A scoping review on multimorbidity clustering and its effect on treatment burden and the utilisation of health and social care services in the United Kingdom
Problem
Multimorbidity has been linked to high rates of GP use, unplanned hospital admissions, emergency visits, medication use and healthcare costs. Little is known regarding the uptake of social care. There is limited evidence on how long-term chronic conditions (LTCs) accrue, interrelate and cluster, and associated risk factors. The scoping review aimed to collate and map existing evidence (key factors, definitions, concepts, and evidence gaps) on multimorbidity clustering, treatment burden and the utilisation of health and social care services.
Approach
The Joanna Briggs Institute (JBI) approach and the Arksey and O’Malley framework methodologically guided the scoping review. An online search was conducted in 2022 and updated in 2023 to identify published studies (1970-2023) in PubMed, Cochrane Library, CINAHL, Medline and Social Care Online databases. Key concept terms were multimorbidity, clusters, health service use, social care use, treatment burden. Two reviewers conducted the article screening, quality assessment and analysis.
Findings
Search results identified 2254 database studies and 31 studies from other sources. Title and abstract screening excluded 1339 studies due to a lack of focus on multimorbidity (1150), non-UK based studies (184), and studies with a wrong population group (5). Fifty-one studies, majority of which were conducted in England and majorly within primary care settings, were included. Multimorbidity clusters ranged from 3 to 20 with diabetes, hypertension, and asthma as the most central LTCs. The main clusters were “cardiovascular,” “mental health,” “dependency,” “musculoskeletal” and “pain-related.” Depression (young demographic) and diabetes and chronic heart disease (CHD) (old demographic) were the first LTCs in the order of acquisition.
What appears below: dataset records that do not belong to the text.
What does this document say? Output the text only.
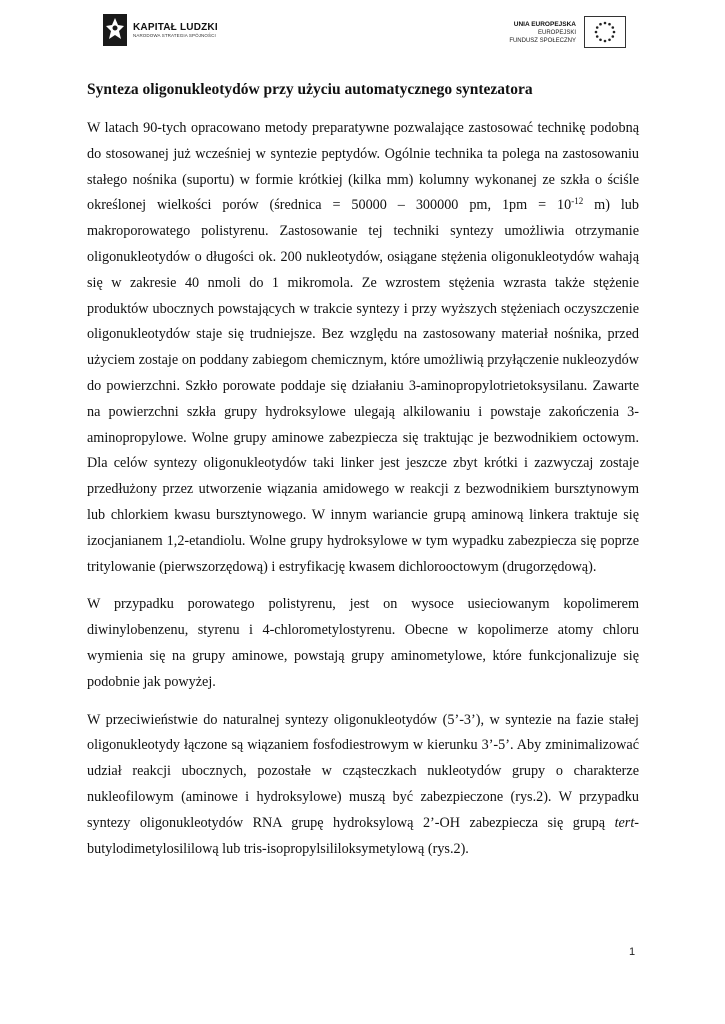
KAPITAŁ LUDZKI
NARODOWA STRATEGIA SPÓJNOŚCI
UNIA EUROPEJSKA
EUROPEJSKI
FUNDUSZ SPOŁECZNY
Synteza oligonukleotydów przy użyciu automatycznego syntezatora

W latach 90-tych opracowano metody preparatywne pozwalające zastosować technikę podobną do stosowanej już wcześniej w syntezie peptydów. Ogólnie technika ta polega na zastosowaniu stałego nośnika (suportu) w formie krótkiej (kilka mm) kolumny wykonanej ze szkła o ściśle określonej wielkości porów (średnica = 50000 – 300000 pm, $1pm = 10^{-12}$ m) lub makroporowatego polistyrenu. Zastosowanie tej techniki syntezy umożliwia otrzymanie oligonukleotydów o długości ok. 200 nukleotydów, osiągane stężenia oligonukleotydów wahają się w zakresie 40 nmoli do 1 mikromola. Ze wzrostem stężenia wzrasta także stężenie produktów ubocznych powstających w trakcie syntezy i przy wyższych stężeniach oczyszczenie oligonukleotydów staje się trudniejsze. Bez względu na zastosowany materiał nośnika, przed użyciem zostaje on poddany zabiegom chemicznym, które umożliwią przyłączenie nukleozydów do powierzchni. Szkło porowate poddaje się działaniu 3-aminopropylotrietoksysilanu. Zawarte na powierzchni szkła grupy hydroksylowe ulegają alkilowaniu i powstaje zakończenia 3-aminopropylowe. Wolne grupy aminowe zabezpiecza się traktując je bezwodnikiem octowym. Dla celów syntezy oligonukleotydów taki linker jest jeszcze zbyt krótki i zazwyczaj zostaje przedłużony przez utworzenie wiązania amidowego w reakcji z bezwodnikiem bursztynowym lub chlorkiem kwasu bursztynowego. W innym wariancie grupą aminową linkera traktuje się izocjanianem 1,2-etandiolu. Wolne grupy hydroksylowe w tym wypadku zabezpiecza się poprze tritylowanie (pierwszorzędową) i estryfikację kwasem dichlorooctowym (drugorzędową).

W przypadku porowatego polistyrenu, jest on wysoce usieciowanym kopolimerem diwinylobenzenu, styrenu i 4-chlorometylostyrenu. Obecne w kopolimerze atomy chloru wymienia się na grupy aminowe, powstają grupy aminometylowe, które funkcjonalizuje się podobnie jak powyżej.

W przeciwieństwie do naturalnej syntezy oligonukleotydów (5’-3’), w syntezie na fazie stałej oligonukleotydy łączone są wiązaniem fosfodiestrowym w kierunku 3’-5’. Aby zminimalizować udział reakcji ubocznych, pozostałe w cząsteczkach nukleotydów grupy o charakterze nukleofilowym (aminowe i hydroksylowe) muszą być zabezpieczone (rys.2). W przypadku syntezy oligonukleotydów RNA grupę hydroksylową 2’-OH zabezpiecza się grupą tert-butylodimetylosililową lub tris-isopropylsililoksymetylową (rys.2).

1
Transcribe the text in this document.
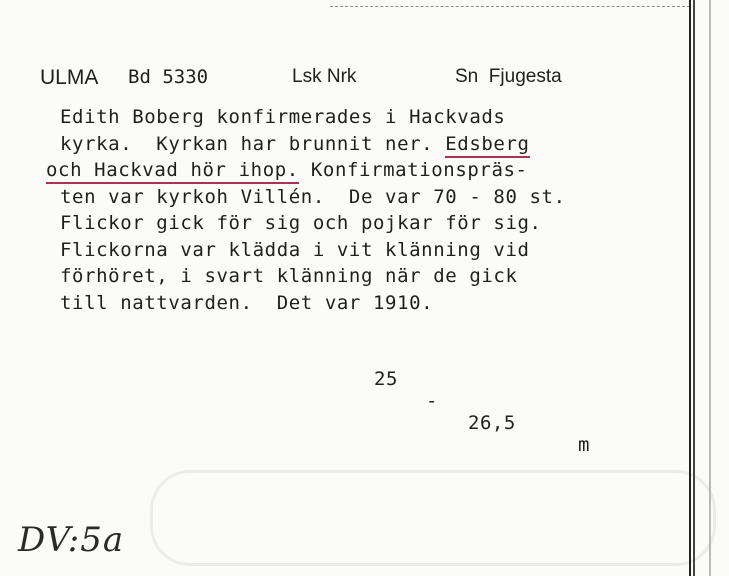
ULMA Bd 5330	Lsk Nrk	Sn  Fjugesta
Edith Boberg konfirmerades i Hackvads
kyrka.  Kyrkan har brunnit ner. Edsberg
och Hackvad hör ihop. Konfirmationspräs-
ten var kyrkoh Villén.  De var 70 - 80 st.
Flickor gick för sig och pojkar för sig.
Flickorna var klädda i vit klänning vid
förhöret, i svart klänning när de gick
till nattvarden.  Det var 1910.

25

-

26,5

m

DV:5a
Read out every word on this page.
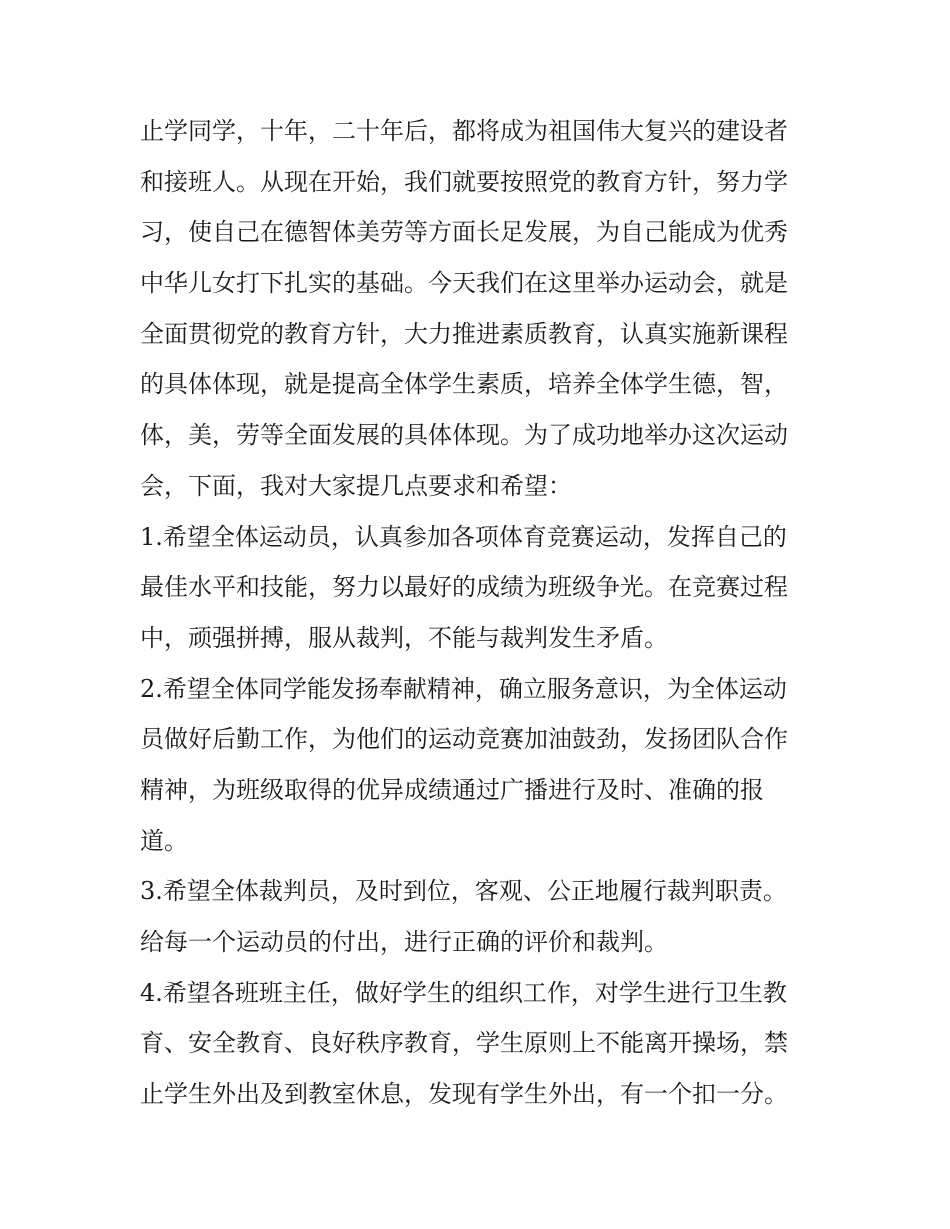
止学同学，十年，二十年后，都将成为祖国伟大复兴的建设者
和接班人。从现在开始，我们就要按照党的教育方针，努力学
习，使自己在德智体美劳等方面长足发展，为自己能成为优秀
中华儿女打下扎实的基础。今天我们在这里举办运动会，就是
全面贯彻党的教育方针，大力推进素质教育，认真实施新课程
的具体体现，就是提高全体学生素质，培养全体学生德，智，
体，美，劳等全面发展的具体体现。为了成功地举办这次运动
会，下面，我对大家提几点要求和希望：
1.希望全体运动员，认真参加各项体育竞赛运动，发挥自己的
最佳水平和技能，努力以最好的成绩为班级争光。在竞赛过程
中，顽强拼搏，服从裁判，不能与裁判发生矛盾。
2.希望全体同学能发扬奉献精神，确立服务意识，为全体运动
员做好后勤工作，为他们的运动竞赛加油鼓劲，发扬团队合作
精神，为班级取得的优异成绩通过广播进行及时、准确的报
道。
3.希望全体裁判员，及时到位，客观、公正地履行裁判职责。
给每一个运动员的付出，进行正确的评价和裁判。
4.希望各班班主任，做好学生的组织工作，对学生进行卫生教
育、安全教育、良好秩序教育，学生原则上不能离开操场，禁
止学生外出及到教室休息，发现有学生外出，有一个扣一分。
In the most deprived areas, depression commenced the acquisition order while diabetes and CHD were the first LTCs in the acquisition order in the least deprived areas. Cluster transitions were prompted by ageing and the level of deprivation. The highest rates of consultation, hospital admission and prescription use were found in clusters with depression, anxiety and pain (18-44 years), clusters with pain, psychoactive substance misuse and alcohol use (45–64 years), clusters with hypertension, hearing loss, depression, CHD, and pain (65–84 years), and clusters with CHD, pain, atrial fibrillation and heart failure (>85 years).Treatment burden was associated with young age, being female, high number of primary care appointments, multiple medication use, and having more than 4 LTCs.
Consequences
The evidence on the timing and the acquisition order of LTCs is crucial when tailoring treatment programs that target different disease combinations at their stage of accrual. Studying the trajectories of clusters over time offers a unique perspective on the entry points of LTCs within the multimorbidity cascade. This is key to organising multimorbidity care for the at-most risk patient groups and when identifying principal domains of treatment burden.